The server-side proxy was built to replace direct client-side API calls, removing the API key from the browser entirely. The Wrong Bank was capped at 50 entries. Token budgets were set conservatively across all question generation calls. Cost governance was treated as a project constraint.
The objective was never to build an app. It was to close the gap between knowing PRINCE2 and being able to apply it under exam conditions — a specific, measurable outcome with a clear deadline.
The calibrated score prediction tracked within 1–2 marks of real ILX exam simulator results throughout preparation. The weighted readiness model consistently directed effort to the topics that mattered most. On exam day, that precision translated directly into a pass.
| Dimension | After |
|---|---|
| Prep tool | Purpose-built for PeopleCert v7 |
| LO coverage | All 48 LOs mapped and monitored |
| Readiness | Weighted by PeopleCert mark scheme |
| Wrong answers | Recycled, reworded, prioritised |
| Confusion pairs | 30+ pairs in question generation |
| API key exposure | Server-side proxy — never exposed |
| Exam outcome | PRINCE2 Foundation — Passed |
No brief, no team, no instruction. I identified the gap in available tools, defined what the right tool would look like, and built and deployed it within a week. That instinct — to identify a problem and own its resolution — is the core PM reflex.
The question generation specification — BL1/BL2 split, confusion pairs, British English, no keyword mirroring — was written before the first API call. Good requirements engineering is not about documentation. It is about understanding what you are building and why before you build it.

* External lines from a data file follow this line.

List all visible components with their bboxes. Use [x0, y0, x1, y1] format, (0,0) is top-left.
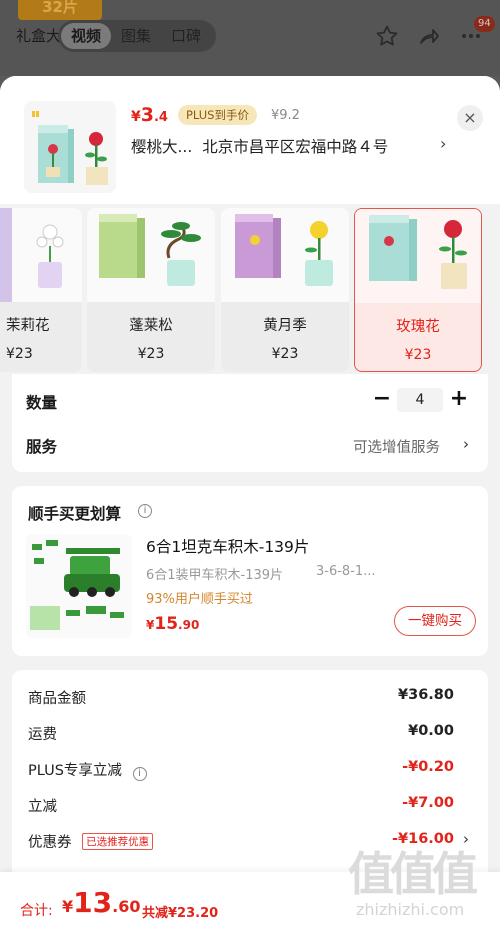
close-button[interactable]: × [457, 105, 483, 131]
variant-card-jasmine[interactable]: 茉莉花 ¥23 [0, 208, 82, 372]
bundle-product-image [26, 534, 132, 638]
one-click-buy-button[interactable]: 一键购买 [394, 606, 476, 636]
shipping-label: 运费 [28, 727, 57, 743]
coupon-label: 优惠券 [28, 835, 72, 851]
bundle-price: ¥15.90 [146, 614, 199, 634]
plus-info-icon[interactable]: i [132, 767, 147, 781]
tab-video[interactable]: 视频 [61, 23, 112, 49]
variant-list: 茉莉花 ¥23 蓬莱松 ¥23 黄月季 ¥23 玫瑰花 ¥23 [0, 204, 500, 374]
star-icon[interactable] [374, 24, 400, 50]
variant-image [87, 208, 215, 302]
total-price: ¥13.60 [62, 886, 140, 919]
variant-name: 黄月季 [263, 318, 307, 334]
address-text: 北京市昌平区宏福中路４号 [202, 138, 389, 156]
cart-count-badge: 94 [474, 16, 495, 32]
instant-discount-value: -¥7.00 [402, 795, 454, 811]
variant-price: ¥23 [6, 346, 33, 362]
variant-price: ¥23 [404, 347, 432, 363]
bundle-age: 3-6-8-1... [316, 564, 376, 579]
bundle-product-name[interactable]: 6合1坦克车积木-139片 [146, 535, 309, 557]
bundle-price-integer: 15 [154, 614, 179, 634]
goods-amount-value: ¥36.80 [398, 687, 454, 703]
plus-discount-value: -¥0.20 [402, 759, 454, 775]
service-label: 服务 [26, 438, 58, 456]
bundle-social-proof: 93%用户顺手买过 [146, 592, 253, 607]
quantity-minus-button[interactable]: − [371, 386, 393, 411]
plus-price: ¥9.2 [270, 108, 300, 123]
tab-gallery[interactable]: 图集 [111, 23, 161, 49]
delivery-address[interactable]: 樱桃大... 北京市昌平区宏福中路４号 [131, 135, 461, 157]
bundle-card: 顺手买更划算 i 6合1坦克车积木-139片 6合1装甲车积木-139片 3-6… [12, 486, 488, 656]
plus-discount-row: PLUS专享立减 i -¥0.20 [28, 759, 454, 781]
goods-amount-row: 商品金额 ¥36.80 [28, 687, 454, 708]
tab-reviews[interactable]: 口碑 [161, 23, 211, 49]
shipping-value: ¥0.00 [408, 723, 454, 739]
plus-price-tag: PLUS到手价 [177, 105, 257, 125]
service-chevron-icon[interactable]: › [463, 435, 469, 453]
variant-price: ¥23 [271, 346, 299, 362]
variant-name: 玫瑰花 [396, 319, 440, 335]
piece-count-badge: 32片 [18, 0, 102, 20]
total-label: 合计: [20, 903, 53, 919]
plus-discount-label: PLUS专享立减 [28, 763, 122, 779]
total-integer: 13 [73, 886, 113, 919]
recipient-name: 樱桃大... [131, 138, 193, 156]
total-decimal: .60 [112, 897, 141, 916]
site-watermark: 值值值 zhizhizhi.com [346, 838, 496, 924]
variant-price: ¥23 [137, 346, 165, 362]
variant-name: 茉莉花 [6, 318, 50, 334]
watermark-url: zhizhizhi.com [356, 900, 465, 919]
product-thumbnail [24, 101, 116, 193]
bundle-price-decimal: .90 [178, 618, 200, 632]
bundle-spec[interactable]: 6合1装甲车积木-139片 [146, 564, 283, 583]
price-decimal: .4 [153, 110, 168, 125]
variant-name: 蓬莱松 [129, 318, 173, 334]
price-row: ¥ 3 .4 PLUS到手价 ¥9.2 [131, 104, 300, 127]
sku-sheet: ¥ 3 .4 PLUS到手价 ¥9.2 × 樱桃大... 北京市昌平区宏福中路４… [0, 76, 500, 925]
info-icon[interactable]: i [138, 504, 152, 518]
instant-discount-label: 立减 [28, 799, 57, 815]
goods-amount-label: 商品金额 [28, 691, 86, 707]
quantity-service-card: 数量 − 4 + 服务 可选增值服务 › [12, 374, 488, 472]
price-integer: 3 [140, 104, 154, 126]
variant-card-rose[interactable]: 玫瑰花 ¥23 [354, 208, 482, 372]
service-value[interactable]: 可选增值服务 [353, 436, 440, 457]
quantity-input[interactable]: 4 [397, 388, 443, 412]
coupon-tag: 已选推荐优惠 [82, 833, 154, 850]
video-top-bar: 32片 礼盒大 视频 图集 口碑 94 [0, 0, 500, 76]
variant-card-yellow-rose[interactable]: 黄月季 ¥23 [221, 208, 349, 372]
variant-card-penglai-pine[interactable]: 蓬莱松 ¥23 [87, 208, 215, 372]
total-currency: ¥ [62, 897, 74, 916]
sheet-header: ¥ 3 .4 PLUS到手价 ¥9.2 × 樱桃大... 北京市昌平区宏福中路４… [0, 76, 500, 204]
price-currency: ¥ [131, 109, 141, 125]
quantity-plus-button[interactable]: + [448, 386, 470, 411]
share-icon[interactable] [416, 24, 442, 50]
shipping-row: 运费 ¥0.00 [28, 723, 454, 744]
variant-image [221, 208, 349, 302]
variant-image [355, 209, 481, 303]
media-tabs: 视频 图集 口碑 [58, 20, 216, 52]
total-saved: 共减¥23.20 [142, 906, 219, 921]
address-chevron-icon[interactable]: › [440, 134, 446, 153]
title-fragment: 礼盒大 [16, 27, 62, 45]
instant-discount-row: 立减 -¥7.00 [28, 795, 454, 816]
watermark-glyphs: 值值值 [348, 847, 478, 901]
variant-image [0, 208, 82, 302]
bundle-title: 顺手买更划算 [28, 505, 122, 523]
quantity-label: 数量 [26, 394, 58, 412]
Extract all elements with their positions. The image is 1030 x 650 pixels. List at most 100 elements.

The app grew from one mode to seven through deliberate, problem-led iteration — not feature creep. Each addition was triggered by a specific identified failure. Scope discipline under self-direction is harder than scope discipline under a sponsor. This project required both.
I debugged validation logic, rewrote API dependencies for Replit compatibility, and built a backend proxy from scratch. Technical fluency is not the same as being a developer — it is the ability to understand, diagnose, and resolve the technical constraints a project faces.
The password screen and server-side proxy were governance decisions — risks identified, assessed, and mitigated before deployment. Treating a personal project with the same governance rigour as a commercial one is not over-engineering. It is professional habit.
Every feature in the app — the calibrated deflation, the weighted readiness model, the Coverage Map — existed to drive a single defined outcome. That outcome was achieved. This is what benefits realisation looks like in practice: not a projected figure, but a result.
This project wasn't about building an app.
It was about identifying a gap, defining the solution, managing the build through structured iteration, governing the deployment, and realising a single measurable outcome — in one week, alone.
That sequence — problem identification, requirements definition, scope control, iterative delivery, risk management, governance, benefits realisation — is the PM lifecycle. Most candidates study it for an exam. This project ran it in practice, from day one to a passing grade. The certification confirms the framework. This confirms the application.